Taxation is known to be the most cost-effective tobacco control measure available to
governments throughout the world. Higher tobacco taxes are also referred to as ‘win-win’ policies
because they generate extra government revenue while at the same time reduce long-term
tobacco consumption. Many health professionals have therefore been advocating for higher
levels of tobacco taxation on public health grounds alone, while macro-economists have begun
estimating the positive impact of higher tobacco taxes on government revenues, fiscal space and
financial sustainability.
The major concern of Ministry of Finance (MoF) officials when designing and implementing
changes to the tobacco tax system is to generate sustainably higher revenues.
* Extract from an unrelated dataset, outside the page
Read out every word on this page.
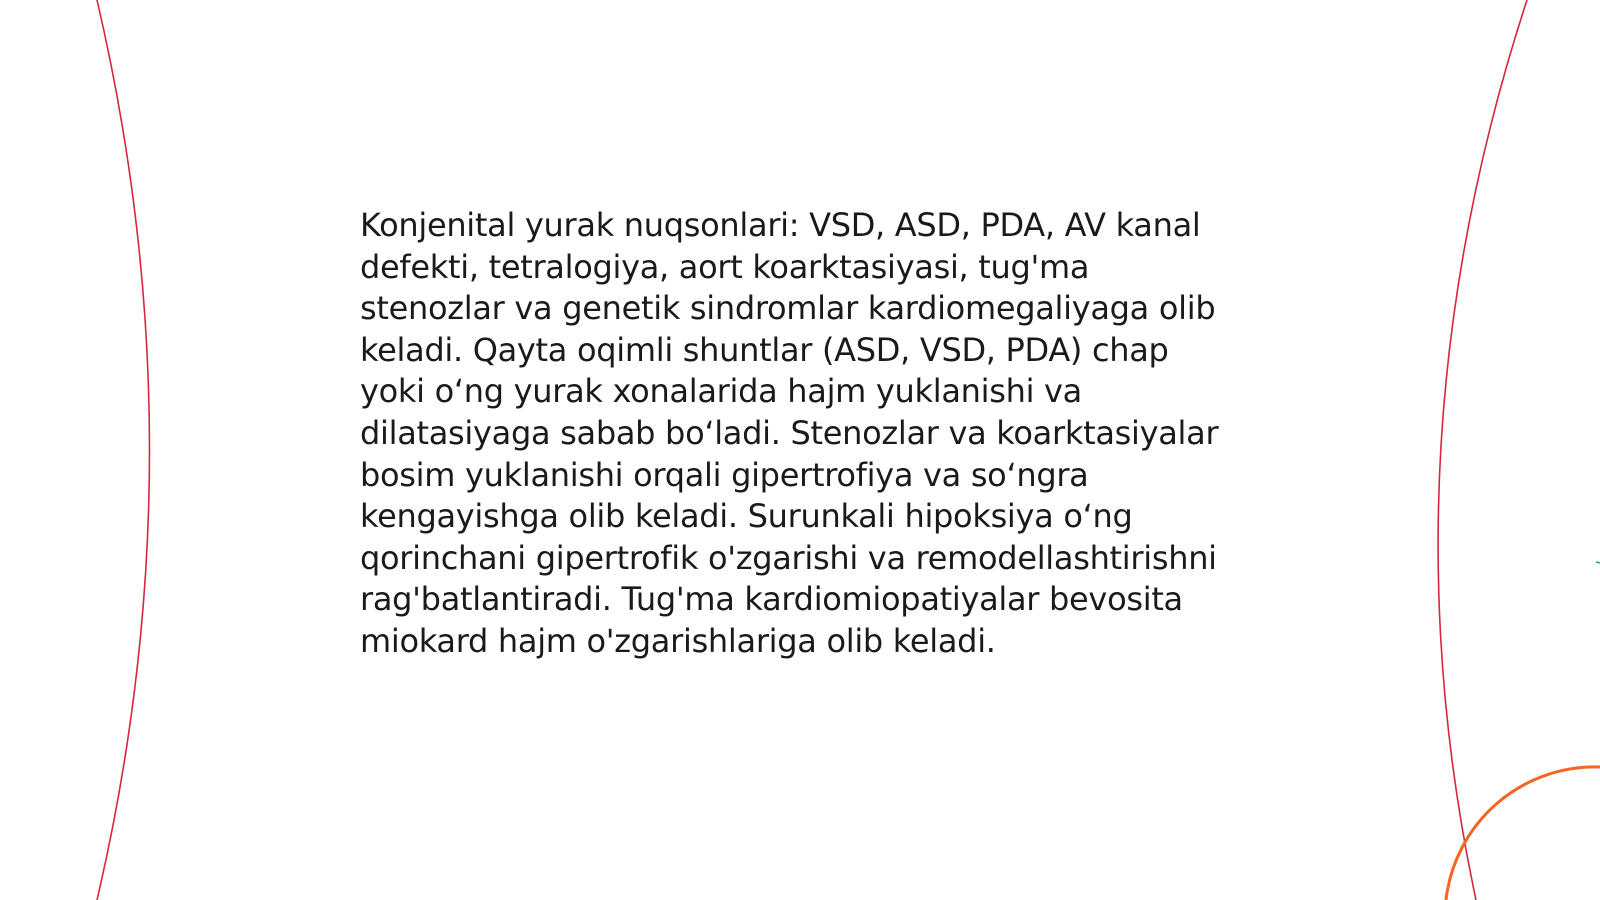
Konjenital yurak nuqsonlari: VSD, ASD, PDA, AV kanal defekti, tetralogiya, aort koarktasiyasi, tug'ma stenozlar va genetik sindromlar kardiomegaliyaga olib keladi. Qayta oqimli shuntlar (ASD, VSD, PDA) chap yoki oʻng yurak xonalarida hajm yuklanishi va dilatasiyaga sabab boʻladi. Stenozlar va koarktasiyalar bosim yuklanishi orqali gipertrofiya va soʻngra kengayishga olib keladi. Surunkali hipoksiya oʻng qorinchani gipertrofik o'zgarishi va remodellashtirishni rag'batlantiradi. Tug'ma kardiomiopatiyalar bevosita miokard hajm o'zgarishlariga olib keladi.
Other concerns
such as illicit trade, domestic employment, the regressivity of tax rates, and public health all play
a role to some extent. Generally speaking, public health concerns should be accorded a higher
priority in many countries, especially as higher tax rates are consistent with the primary revenue
generation objective.
Many high income countries and nearly all middle and low income countries still have the
opportunity to substantially increase their tax revenues from tobacco products. This is because
tax rates on tobacco products in these countries tend to be quite low to begin with, and consumer
demand for tobacco products is relatively price inelastic – even in lower income countries. Strong
tax administration is the key to designing, implementing and monitoring more effective tobacco
tax systems, and this often requires the administrations to build up their level of technical and
analytical capacity.
WHO has been working collaboratively with MoF colleagues in many countries to improve the
efficiency and effectiveness of their tobacco tax systems and examining the means of generating
sustainably higher revenues. As noted in the WHO Technical Manual on Tobacco Tax
Administration1
, many countries have overly complicated tax systems for tobacco products that
are prone to tax avoidance by manufacturers. Consequently, the actual revenue impact of a given
tax policy change will be less than expected.